Hommage à Ingmar Bergman

Avec Damonla créatrice a voulu rendre hommage au cinéaste suédois Ingmar Bergman, qu’elle admire passionnément, et à la mise en scène qu’il a aménagée pour ses propres funérailles. Bergman lui-même s’était inspiré des funérailles du pape Jean-Paul II…

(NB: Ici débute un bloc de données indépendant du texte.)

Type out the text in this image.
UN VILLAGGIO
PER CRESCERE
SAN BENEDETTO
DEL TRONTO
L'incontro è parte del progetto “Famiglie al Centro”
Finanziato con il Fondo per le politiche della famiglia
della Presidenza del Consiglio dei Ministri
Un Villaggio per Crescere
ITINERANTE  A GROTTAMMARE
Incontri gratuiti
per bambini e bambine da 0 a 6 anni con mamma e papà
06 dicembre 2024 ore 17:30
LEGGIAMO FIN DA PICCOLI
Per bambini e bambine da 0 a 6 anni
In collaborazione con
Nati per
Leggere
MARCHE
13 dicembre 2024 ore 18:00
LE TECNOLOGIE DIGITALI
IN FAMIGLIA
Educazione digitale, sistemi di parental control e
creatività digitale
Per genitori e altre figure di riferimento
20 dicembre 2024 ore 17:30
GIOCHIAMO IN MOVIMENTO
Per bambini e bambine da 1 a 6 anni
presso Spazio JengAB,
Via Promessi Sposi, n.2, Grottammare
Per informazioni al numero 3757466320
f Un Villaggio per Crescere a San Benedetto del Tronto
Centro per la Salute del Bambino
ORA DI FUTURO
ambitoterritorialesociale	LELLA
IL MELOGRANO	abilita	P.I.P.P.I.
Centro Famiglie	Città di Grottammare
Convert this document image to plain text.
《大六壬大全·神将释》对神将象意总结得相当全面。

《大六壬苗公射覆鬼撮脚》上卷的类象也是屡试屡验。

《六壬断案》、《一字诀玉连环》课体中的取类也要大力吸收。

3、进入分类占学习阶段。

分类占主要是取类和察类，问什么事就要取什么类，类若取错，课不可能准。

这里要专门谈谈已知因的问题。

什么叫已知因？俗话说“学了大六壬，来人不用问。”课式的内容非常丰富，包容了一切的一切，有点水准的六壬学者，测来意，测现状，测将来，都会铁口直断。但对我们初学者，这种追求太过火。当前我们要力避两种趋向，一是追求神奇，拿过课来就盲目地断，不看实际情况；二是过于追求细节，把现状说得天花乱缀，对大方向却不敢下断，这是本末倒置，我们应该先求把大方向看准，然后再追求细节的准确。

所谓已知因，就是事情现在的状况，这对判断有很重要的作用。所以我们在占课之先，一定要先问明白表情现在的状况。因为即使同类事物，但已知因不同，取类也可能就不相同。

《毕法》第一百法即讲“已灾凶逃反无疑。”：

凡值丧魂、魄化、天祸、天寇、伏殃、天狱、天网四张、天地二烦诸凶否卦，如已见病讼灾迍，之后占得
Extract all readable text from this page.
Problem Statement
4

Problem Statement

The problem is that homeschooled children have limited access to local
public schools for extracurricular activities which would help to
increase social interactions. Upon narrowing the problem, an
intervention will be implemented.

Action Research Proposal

Se glissant dans l’univers tourmenté du metteur en scène, Angélica Liddell fait sien, mais sans en approcher la puissance, les détresses et les révoltes : l’enfance opprimée, le rigorisme religieux, la vengeance des pulsions refoulées qui reviennent par cohortes comme les démons du titre de la pièce. Et, angoisse parmi les angoisses, le spectre répulsif de la vieillesse, servante de la mort au cœur de la vie, elle qui corrompt la chair et obscurcit l’esprit. Et d’évoquer le sublime et le terrible Sarabande (2003), le dernier film du réalisateur.

Jeunesse et vieillesse dans le miroir

Sur scène, des figurants âgés, parfois déplacés en fauteuil roulant, parfois retrouvant leur fragile autonomie, se livrent à une étrange chorégraphie dans un échange silencieux et parfois tendre avec des jeunes filles dans toute la splendeur de leur jeunesse.

Une poésie éphémère naît de ce miroir, d’autant qu’Angélica Liddell convoque (comme Bergman) la musique de Bach dont la « joie » constitue un mystère à jamais fascinant. Elle ouvre la voie à une fin de représentation moins barbare, voire moins pessimiste.

(1) Pour la première fois dans la cour d’honneur, Angelica Liddell a déjà présenté une dizaine de créations à Avignon.